Editor's Note: Devon Wilkins is a member of the Alliance for Equality of Blind Canadians now living in Peterborough, Ontario. She is also President of Guide Dog Users of Canada.

Until the early 1980s, virtually every guide dog that walked the streets of Canada was American born. Then, almost simultaneously, three centres were established here: Fondation Mira in Sainte-Madeleine near Montreal, Quebec (1981); The Lions Foundation of Canada in Oakville, Ontario (1983); and Canadian Guide Dogs for the Blind in Manotick near Ottawa, Ontario (1984). In the early 1990s, both British Columbia Guide Dog Services, and a school in Edmonton, Alberta, which has undergone several name changes, were also founded.

Shortly after guide dog schools began appearing in Canada, the Canadian Association of Guide Dog Users (CAGDU) was incorporated. But when Mary Spice, its first and only President, passed away, the consumer group slipped into obscurity.

When the Alliance for Equality of Blind Canadians (AEBC) was founded in 1992, guide dog users finally had somewhere to turn for assistance with individual advocacy. In 1997, Richard Marion, then AEBC 2nd Vice President, took a Calgary, Alberta, taxi company to court for refusing access to his guide dog. There was also attorney Yvonne Peters, who took the Government of Saskatchewan all the way to the Supreme Court to gain public access for people partnered with guide dogs. AEBC even lent support to the American Council of the Blind’s lawsuit against the State of Hawaii, seeking a relaxation of its quarantine rules for guide dogs.
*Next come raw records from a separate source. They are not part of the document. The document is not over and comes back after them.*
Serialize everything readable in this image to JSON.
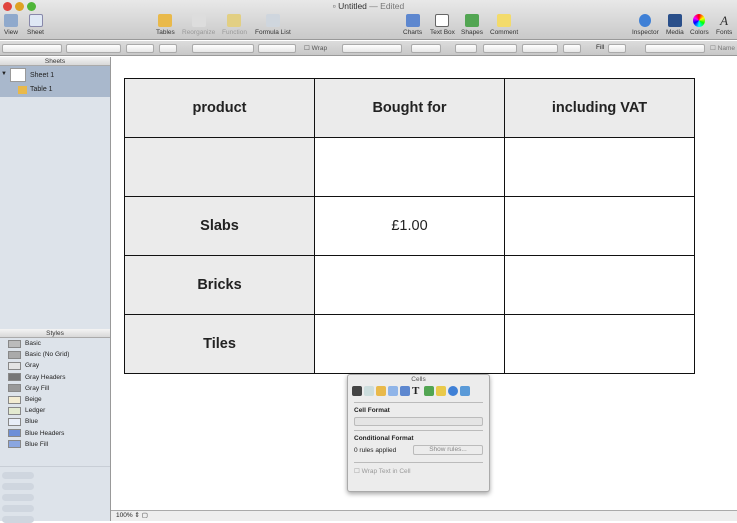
{
  "window": {
    "title": "Untitled",
    "status": "— Edited"
  },
  "toolbar": {
    "left": [
      {
        "label": "View",
        "icon": "view-icon"
      },
      {
        "label": "Sheet",
        "icon": "sheet-icon"
      }
    ],
    "middle": [
      {
        "label": "Tables",
        "icon": "tables-icon",
        "enabled": true
      },
      {
        "label": "Reorganize",
        "icon": "reorganize-icon",
        "enabled": false
      },
      {
        "label": "Function",
        "icon": "function-icon",
        "enabled": false
      },
      {
        "label": "Formula List",
        "icon": "formula-list-icon",
        "enabled": true
      }
    ],
    "insert": [
      {
        "label": "Charts",
        "icon": "charts-icon"
      },
      {
        "label": "Text Box",
        "icon": "text-box-icon"
      },
      {
        "label": "Shapes",
        "icon": "shapes-icon"
      },
      {
        "label": "Comment",
        "icon": "comment-icon"
      }
    ],
    "right": [
      {
        "label": "Inspector",
        "icon": "inspector-icon"
      },
      {
        "label": "Media",
        "icon": "media-icon"
      },
      {
        "label": "Colors",
        "icon": "colors-icon"
      },
      {
        "label": "Fonts",
        "icon": "fonts-icon"
      }
    ]
  },
  "format_bar": {
    "wrap_label": "Wrap",
    "fill_label": "Fill",
    "name_label": "Name"
  },
  "sheets": {
    "header": "Sheets",
    "sheet": "Sheet 1",
    "table": "Table 1"
  },
  "styles": {
    "header": "Styles",
    "items": [
      {
        "label": "Basic",
        "color": "#bbbbbb"
      },
      {
        "label": "Basic (No Grid)",
        "color": "#aaaaaa"
      },
      {
        "label": "Gray",
        "color": "#e4e4e4"
      },
      {
        "label": "Gray Headers",
        "color": "#777777"
      },
      {
        "label": "Gray Fill",
        "color": "#999999"
      },
      {
        "label": "Beige",
        "color": "#f3ecd2"
      },
      {
        "label": "Ledger",
        "color": "#e3ead0"
      },
      {
        "label": "Blue",
        "color": "#e8eef8"
      },
      {
        "label": "Blue Headers",
        "color": "#6d8fd8"
      },
      {
        "label": "Blue Fill",
        "color": "#8aa6e0"
      }
    ]
  },
  "table": {
    "headers": [
      "product",
      "Bought for",
      "including VAT"
    ],
    "rows": [
      [
        "",
        "",
        ""
      ],
      [
        "Slabs",
        "£1.00",
        ""
      ],
      [
        "Bricks",
        "",
        ""
      ],
      [
        "Tiles",
        "",
        ""
      ]
    ]
  },
  "statusbar": {
    "zoom": "100%"
  },
  "inspector": {
    "title": "Cells",
    "cell_format_label": "Cell Format",
    "conditional_format_label": "Conditional Format",
    "rules_applied": "0 rules applied",
    "show_rules_button": "Show rules...",
    "wrap_text_label": "Wrap Text in Cell"
  }
}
In August of 1999, Guide Dog Users of Canada (GDUC) rose like a phoenix out of CAGDU’s ashes. In the early 2000s, AEBC and GDUC worked with blind individuals and blindness organizations from around the world to pressure the British government to relax its quarantine restrictions for people partnered with guide, hearing and service dogs.

As the current President of GDUC, and a member of AEBC, I’m proud to say that Since GDUC’s inception, we’ve always been able to count on AEBC whenever push comes to shove. After all, we have one common goal--the enhancement of rights for Canadians who are blind, deaf-blind and partially sighted.